Strictly Sam!

Strictly Sam! - Sam with Bruce Forsyth

Sam Hodges (English Language, 1999, Pendle) tells how his job publicising the pro-celebrity Come Dancing series accelerated his career with the BBC.

The moment young BBC publicist Sam Hodges overheard an idea being discussed by his bosses for a pro-celebrity Come Dancing series hosted by Bruce Forsyth, he attempted to merge with the office furniture and prayed the job of publicising it would not come his way. Of course it did - and it accelerated his career. 

He was ‘landed with’ what became Strictly Come Dancing and, over two series, made it into an entertainment sensation which he loved - including working with Forsyth too, despite his awareness of the age gap. It is an irony that Hodges greatly enjoys from his current position as Head of Communication for BBC Television. 

“It was all so unknown,” he recalls. “The main aspect of it all was to play with people’s preconceptions. People were expecting Bournemouth conference centre, so we launched with Latin, energy and celebrities.” 

As he remembers the seven-day working it took to launch the series - working until midnight and starting again at 7am to feed the media ‘beast’ - he acknowledges that much of the confidence he needed to make it happen came from his three years as a student at Lancaster. 

Says Hodges: “I went to Lancaster a bit shy, but it was the right environment for me to grow. What really struck me was the nature of the relationships that existed between students and teachers, which made it OK to discuss, challenge and debate with a person who was in authority. In a big company like the BBC, that is vital.” 

He had not planned to go to Lancaster.  His twin sister, Liz, was set on it and he accompanied her to the open day from their home in Birmingham. He decided this was the place for him, and was offered a place after retaking an A level. His sister went elsewhere. 

At Lancaster he found a small-scale world where he felt he belonged. Here on campus he had everything he needed, in a pleasant, green environment. Friendships were swiftly made and many remain in his circle to this day because of the strength of relationships built on a small campus, with Alexandra Square as a natural passing place. 

Suddenly he found himself mixing with a number of international students - particularly from Greece and China - which gave him a new cosmopolitan perspective and an insight into fellow students who might never go home during their three undergraduate years. Words excited him. He says: “I would read absolutely everything - even down to a can of Tango - to see the kind of language used on it.” 

Academically, new vistas opened up - with courses in sociolinguistics, global media, language and marketing, which stick in Hodges’ memory.  Semantics was not up his street however.

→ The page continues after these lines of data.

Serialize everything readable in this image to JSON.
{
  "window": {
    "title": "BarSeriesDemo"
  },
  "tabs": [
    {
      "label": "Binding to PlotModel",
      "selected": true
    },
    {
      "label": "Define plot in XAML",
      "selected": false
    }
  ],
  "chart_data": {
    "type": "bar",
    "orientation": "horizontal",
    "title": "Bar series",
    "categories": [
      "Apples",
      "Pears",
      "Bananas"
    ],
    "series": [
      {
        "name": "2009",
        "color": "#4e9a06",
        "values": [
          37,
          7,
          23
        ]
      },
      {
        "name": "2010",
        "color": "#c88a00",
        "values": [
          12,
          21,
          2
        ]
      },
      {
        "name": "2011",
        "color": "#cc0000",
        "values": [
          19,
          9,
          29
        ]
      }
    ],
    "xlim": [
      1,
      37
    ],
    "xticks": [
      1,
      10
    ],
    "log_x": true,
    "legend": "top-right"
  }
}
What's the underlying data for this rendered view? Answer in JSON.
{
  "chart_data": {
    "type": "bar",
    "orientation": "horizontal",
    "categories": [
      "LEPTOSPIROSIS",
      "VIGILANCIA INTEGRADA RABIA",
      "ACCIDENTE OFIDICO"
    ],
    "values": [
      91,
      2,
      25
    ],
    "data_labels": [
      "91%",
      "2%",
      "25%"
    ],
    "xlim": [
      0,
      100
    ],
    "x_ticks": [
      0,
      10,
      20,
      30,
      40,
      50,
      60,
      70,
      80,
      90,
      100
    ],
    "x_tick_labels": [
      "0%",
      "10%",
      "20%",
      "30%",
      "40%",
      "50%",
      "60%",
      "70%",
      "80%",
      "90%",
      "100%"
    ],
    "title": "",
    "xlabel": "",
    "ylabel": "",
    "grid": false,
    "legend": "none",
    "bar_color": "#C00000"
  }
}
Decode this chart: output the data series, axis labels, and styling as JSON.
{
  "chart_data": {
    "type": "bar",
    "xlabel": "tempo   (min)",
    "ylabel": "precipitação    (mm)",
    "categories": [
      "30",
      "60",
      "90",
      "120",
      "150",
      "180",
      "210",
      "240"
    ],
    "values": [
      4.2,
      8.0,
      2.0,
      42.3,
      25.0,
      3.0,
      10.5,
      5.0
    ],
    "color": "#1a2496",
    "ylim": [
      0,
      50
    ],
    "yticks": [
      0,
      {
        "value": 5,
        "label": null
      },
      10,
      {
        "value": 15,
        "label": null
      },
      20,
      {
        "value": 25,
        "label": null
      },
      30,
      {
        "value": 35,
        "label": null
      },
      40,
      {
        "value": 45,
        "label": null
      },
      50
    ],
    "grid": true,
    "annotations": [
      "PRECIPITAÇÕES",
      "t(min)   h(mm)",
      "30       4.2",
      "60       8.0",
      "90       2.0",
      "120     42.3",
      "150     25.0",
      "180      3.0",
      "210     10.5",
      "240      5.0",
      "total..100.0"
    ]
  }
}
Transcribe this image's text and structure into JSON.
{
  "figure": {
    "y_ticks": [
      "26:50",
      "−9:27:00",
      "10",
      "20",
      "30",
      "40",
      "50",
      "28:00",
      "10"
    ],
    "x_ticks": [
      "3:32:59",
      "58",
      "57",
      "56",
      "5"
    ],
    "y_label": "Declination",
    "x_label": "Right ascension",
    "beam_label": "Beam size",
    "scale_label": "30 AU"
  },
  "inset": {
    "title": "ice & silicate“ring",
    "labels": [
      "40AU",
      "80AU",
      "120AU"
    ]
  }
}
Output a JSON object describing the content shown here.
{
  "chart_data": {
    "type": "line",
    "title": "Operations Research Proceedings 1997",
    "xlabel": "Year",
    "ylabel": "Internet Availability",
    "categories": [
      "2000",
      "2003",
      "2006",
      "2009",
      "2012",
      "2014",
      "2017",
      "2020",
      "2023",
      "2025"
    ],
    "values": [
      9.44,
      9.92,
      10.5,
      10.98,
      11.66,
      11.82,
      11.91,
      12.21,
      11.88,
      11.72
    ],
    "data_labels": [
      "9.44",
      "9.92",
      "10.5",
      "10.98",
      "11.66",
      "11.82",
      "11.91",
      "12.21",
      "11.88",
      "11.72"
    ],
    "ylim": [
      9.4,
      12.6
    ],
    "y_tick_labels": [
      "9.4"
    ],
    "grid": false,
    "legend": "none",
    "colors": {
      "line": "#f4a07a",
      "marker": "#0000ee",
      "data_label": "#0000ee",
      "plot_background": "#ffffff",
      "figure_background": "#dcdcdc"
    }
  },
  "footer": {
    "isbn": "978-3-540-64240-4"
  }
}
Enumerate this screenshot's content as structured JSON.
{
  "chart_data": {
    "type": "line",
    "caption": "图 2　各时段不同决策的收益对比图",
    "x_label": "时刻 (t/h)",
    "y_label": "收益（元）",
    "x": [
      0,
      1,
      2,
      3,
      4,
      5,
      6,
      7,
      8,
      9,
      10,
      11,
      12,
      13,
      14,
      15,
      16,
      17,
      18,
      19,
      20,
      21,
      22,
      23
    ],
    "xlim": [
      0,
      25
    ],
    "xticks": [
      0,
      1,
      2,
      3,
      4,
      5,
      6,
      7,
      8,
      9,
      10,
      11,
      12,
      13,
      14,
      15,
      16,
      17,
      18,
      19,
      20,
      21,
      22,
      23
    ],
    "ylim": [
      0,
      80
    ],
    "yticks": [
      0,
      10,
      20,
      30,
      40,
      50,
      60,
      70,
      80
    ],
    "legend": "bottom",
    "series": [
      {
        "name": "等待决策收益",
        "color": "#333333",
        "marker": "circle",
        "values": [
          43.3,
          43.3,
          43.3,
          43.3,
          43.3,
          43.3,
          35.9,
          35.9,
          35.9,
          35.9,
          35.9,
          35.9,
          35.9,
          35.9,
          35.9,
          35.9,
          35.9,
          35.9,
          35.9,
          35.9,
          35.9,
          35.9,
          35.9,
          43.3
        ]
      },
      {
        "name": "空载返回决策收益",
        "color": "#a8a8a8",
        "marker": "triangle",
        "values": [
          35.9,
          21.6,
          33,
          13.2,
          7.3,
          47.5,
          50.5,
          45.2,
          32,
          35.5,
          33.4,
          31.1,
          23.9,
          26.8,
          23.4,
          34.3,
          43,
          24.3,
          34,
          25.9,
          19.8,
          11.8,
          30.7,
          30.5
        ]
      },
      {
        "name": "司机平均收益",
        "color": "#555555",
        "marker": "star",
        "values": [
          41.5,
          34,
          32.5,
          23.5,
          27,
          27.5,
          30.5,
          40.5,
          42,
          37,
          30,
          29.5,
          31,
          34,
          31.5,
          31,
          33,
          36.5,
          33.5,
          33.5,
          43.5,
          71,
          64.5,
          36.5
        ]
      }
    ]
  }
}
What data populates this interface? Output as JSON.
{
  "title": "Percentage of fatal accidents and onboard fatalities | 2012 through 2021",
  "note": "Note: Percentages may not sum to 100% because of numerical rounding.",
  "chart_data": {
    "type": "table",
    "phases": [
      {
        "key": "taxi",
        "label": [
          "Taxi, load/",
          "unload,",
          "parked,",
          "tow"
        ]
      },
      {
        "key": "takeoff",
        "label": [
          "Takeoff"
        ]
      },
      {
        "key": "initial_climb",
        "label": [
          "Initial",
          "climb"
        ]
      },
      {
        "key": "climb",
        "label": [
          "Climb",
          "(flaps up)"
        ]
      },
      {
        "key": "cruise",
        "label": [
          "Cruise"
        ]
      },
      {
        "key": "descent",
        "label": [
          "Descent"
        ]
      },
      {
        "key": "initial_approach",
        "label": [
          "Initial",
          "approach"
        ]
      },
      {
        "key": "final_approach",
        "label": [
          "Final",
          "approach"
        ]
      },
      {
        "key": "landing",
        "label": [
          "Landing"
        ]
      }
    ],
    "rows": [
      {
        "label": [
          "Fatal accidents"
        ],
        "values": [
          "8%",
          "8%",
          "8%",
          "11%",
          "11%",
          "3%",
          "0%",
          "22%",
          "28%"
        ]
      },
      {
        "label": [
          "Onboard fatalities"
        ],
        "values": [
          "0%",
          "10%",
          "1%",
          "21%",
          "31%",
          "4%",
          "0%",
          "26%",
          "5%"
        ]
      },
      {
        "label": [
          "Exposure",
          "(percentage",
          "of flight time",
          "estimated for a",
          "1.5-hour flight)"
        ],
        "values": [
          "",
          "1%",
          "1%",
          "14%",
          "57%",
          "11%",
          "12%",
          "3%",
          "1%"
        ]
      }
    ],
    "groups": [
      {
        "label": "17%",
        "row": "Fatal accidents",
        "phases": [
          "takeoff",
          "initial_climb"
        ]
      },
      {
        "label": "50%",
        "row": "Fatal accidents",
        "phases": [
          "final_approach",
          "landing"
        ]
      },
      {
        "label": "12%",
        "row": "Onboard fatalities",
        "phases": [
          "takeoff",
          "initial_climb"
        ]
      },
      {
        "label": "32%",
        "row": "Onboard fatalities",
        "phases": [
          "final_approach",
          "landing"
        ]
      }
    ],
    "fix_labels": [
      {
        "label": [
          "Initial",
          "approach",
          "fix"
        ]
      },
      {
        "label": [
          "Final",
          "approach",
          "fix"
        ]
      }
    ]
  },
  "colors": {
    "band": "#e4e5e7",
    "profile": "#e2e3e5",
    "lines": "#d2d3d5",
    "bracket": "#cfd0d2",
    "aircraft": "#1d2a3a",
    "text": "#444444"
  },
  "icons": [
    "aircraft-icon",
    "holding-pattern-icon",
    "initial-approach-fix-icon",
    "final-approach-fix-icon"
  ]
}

He remembers struggling to explain the difference between the Countess of Ayr and the County Surveyor, even though he knew it had its importance. His interest was in social language. 

He admits not having worked hard enough and having spent too much time in the Sugar House and The Carlton. But he is not too hard on himself, as it was at the Sugar House at the start of the third year, that he met his wife Vicki, who was studying Social Studies at St Martin’s College. 

By the time of his graduation, Hodges remembers he was champing at the bit, wondering how to use what he had learned about the power of language. He rejected journalism as he was not convinced he was sufficiently hard-nosed, but decided television was for him. 

Undaunted by his lack of experience, he told a recruitment agency back in Birmingham he wanted to work in TV, and (with beginner’s luck on his side) was offered a job at BBC Pebble Mill, helping people to operate their computers. A press assistant's job soon came up internally for which Hodges applied and found himself on the ladder. 

Just like Lancaster, Pebble Mill allowed him to learn his new craft in a smaller environment, out of the glare of publicity and celebrity.  He sees this as a vital rehearsal for recent years as a senior BBC manager, in which executive pay, redundancies, scandals like that of Jimmy Savile and licence fees have required him to take a confident lead. 

After Pebble Mill, Hodges took a year off travelling, before returning to a short-lived job in PR, promoting Toby Carvery and Brighton Homes, which he says ‘made me want to shoot myself’. 

His first London publicist job for BBC Entertainment (where Strictly was born) led to a series of promotions in the BBC and ITV entertainment. He went on to be Head of ITV Digital Channels, Group Publicity Manager at Channel 4, and Head of Communications for BBC ONE, Fiction, HD and Film, with a leading role on BBC branding issues.

In his current role as Head of Communications for BBC Television, Hodges now has a much broader role, overseeing the press and publicity for all BBC programming and any of its related issues. Working with the BBC’s TV Board members he also helps shape the strategy for the division. He admits that recent years have been tough, but as a passionate TV lover (and member of the Executive Committee for the Edinburgh International Television Festival since 2012) he wants to push top-quality programming. He says: “Some people tell me that the only good things they read about the BBC are about the programmes - so our campaigns have to be first class!”

He says: “I am massively aware that Lancaster University gave me the confidence to do the things that I have done.”